Reply | Report Abuse | Link to thiswww.TheEasyEssay.com , a free site, can be used for educational rehabilitation purposes for stroke and TBI patients. Its logical, color coded, repetitive functions have been accepted as a method for retraining and helping to reopen neural pathways.
Reply | Report Abuse | Link to thisRE: TBI
U.S. Department of Defense
Office of the Assistant Secretary of Defense (Public Affairs)
DCOEoutreach@us.imshealth.com
Thank You, Barry. I looked at the site and even did a trial run. I will email this information to our Health Resource Consultants and put it in our knowledge base for future inquiries.
Respectfully,
Erin
if somebody kills 5000 people and the other starts killing and keeps killing even after killing 100,000 human beings then pain do come, not in this life only but in the Hereafter aswell.
Reply | Report Abuse | Link to thisQuranEnglish the best source to introduce humanity and peace.

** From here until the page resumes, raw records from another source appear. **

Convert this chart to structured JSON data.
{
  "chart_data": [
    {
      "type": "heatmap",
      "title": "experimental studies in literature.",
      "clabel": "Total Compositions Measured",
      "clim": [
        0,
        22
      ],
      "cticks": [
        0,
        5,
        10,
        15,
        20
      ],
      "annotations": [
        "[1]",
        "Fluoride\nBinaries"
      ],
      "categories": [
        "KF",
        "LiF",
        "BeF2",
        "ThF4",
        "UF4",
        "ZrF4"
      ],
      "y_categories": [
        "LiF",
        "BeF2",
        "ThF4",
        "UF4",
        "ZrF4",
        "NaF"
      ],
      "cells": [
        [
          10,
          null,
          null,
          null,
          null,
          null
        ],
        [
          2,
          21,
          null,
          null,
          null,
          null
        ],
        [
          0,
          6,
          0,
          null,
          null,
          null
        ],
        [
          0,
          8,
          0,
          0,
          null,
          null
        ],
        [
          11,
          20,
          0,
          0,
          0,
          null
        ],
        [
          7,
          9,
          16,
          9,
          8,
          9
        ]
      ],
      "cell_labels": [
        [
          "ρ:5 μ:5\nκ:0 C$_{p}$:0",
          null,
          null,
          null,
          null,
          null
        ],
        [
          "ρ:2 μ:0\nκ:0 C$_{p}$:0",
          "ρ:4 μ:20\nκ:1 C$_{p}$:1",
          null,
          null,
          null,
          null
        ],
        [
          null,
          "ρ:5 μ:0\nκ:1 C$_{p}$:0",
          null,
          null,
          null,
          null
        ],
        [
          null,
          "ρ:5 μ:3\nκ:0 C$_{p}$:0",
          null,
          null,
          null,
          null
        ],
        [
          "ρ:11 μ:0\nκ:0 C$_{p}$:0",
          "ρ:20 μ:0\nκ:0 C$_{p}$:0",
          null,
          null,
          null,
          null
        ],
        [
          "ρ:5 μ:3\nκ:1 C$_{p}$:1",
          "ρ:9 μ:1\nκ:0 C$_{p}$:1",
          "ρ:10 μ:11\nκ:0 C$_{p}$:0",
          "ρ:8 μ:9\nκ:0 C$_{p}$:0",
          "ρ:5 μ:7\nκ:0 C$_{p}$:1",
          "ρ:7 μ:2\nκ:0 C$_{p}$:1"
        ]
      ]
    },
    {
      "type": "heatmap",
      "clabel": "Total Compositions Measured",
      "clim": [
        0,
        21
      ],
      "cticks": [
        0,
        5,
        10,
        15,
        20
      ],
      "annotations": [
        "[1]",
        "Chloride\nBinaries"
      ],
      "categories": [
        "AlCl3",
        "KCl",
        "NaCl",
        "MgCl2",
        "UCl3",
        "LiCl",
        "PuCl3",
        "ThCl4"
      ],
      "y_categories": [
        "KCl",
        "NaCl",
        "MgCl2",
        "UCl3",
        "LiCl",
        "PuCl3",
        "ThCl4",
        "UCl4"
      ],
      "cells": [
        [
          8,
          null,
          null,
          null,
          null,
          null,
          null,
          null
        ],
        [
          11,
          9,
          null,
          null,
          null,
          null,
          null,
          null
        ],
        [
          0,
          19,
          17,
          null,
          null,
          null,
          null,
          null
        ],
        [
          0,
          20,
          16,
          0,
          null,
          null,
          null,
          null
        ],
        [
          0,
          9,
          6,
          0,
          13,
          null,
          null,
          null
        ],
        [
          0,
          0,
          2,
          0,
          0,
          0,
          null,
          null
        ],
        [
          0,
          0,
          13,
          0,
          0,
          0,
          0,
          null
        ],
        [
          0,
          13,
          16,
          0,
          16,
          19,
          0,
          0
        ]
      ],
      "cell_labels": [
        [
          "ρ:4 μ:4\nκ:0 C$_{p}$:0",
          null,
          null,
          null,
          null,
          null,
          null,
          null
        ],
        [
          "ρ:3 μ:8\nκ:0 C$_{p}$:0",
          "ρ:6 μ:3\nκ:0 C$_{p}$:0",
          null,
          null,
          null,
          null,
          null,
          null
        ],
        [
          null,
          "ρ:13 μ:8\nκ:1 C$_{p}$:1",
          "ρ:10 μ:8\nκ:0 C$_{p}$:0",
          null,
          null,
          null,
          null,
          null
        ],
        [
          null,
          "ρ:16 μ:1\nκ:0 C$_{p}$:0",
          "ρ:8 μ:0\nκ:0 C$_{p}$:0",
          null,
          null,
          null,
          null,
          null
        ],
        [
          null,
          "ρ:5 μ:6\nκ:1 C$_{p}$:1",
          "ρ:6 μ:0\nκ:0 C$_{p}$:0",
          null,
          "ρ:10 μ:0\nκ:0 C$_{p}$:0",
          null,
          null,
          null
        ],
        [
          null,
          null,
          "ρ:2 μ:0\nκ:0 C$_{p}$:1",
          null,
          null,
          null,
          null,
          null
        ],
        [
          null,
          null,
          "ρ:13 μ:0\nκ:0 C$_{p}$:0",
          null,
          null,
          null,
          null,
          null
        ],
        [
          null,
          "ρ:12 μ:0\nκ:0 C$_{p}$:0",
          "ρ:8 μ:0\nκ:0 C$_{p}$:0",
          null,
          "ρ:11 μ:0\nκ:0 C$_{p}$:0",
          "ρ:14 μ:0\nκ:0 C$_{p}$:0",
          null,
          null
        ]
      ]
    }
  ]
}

I'm very disappointed in Scientific American and its lack of academic rigor in screening and explaining the data associated with this article. Every single one of the 1000 Soldiers cited in this article, who are being seen in the Neurology Clinic, are there because they have a NEUROLOGICAL PROBLEM! Otherwise, they would not have been referred to the neurologist. By definition, there problems are too severe for their primary care provider to manage, or they would not have been referred to see a neurologist.
Reply | Report Abuse | Link to thisIn summary -- very disappointing that Scientific American wouldn't at least explain this sample bias.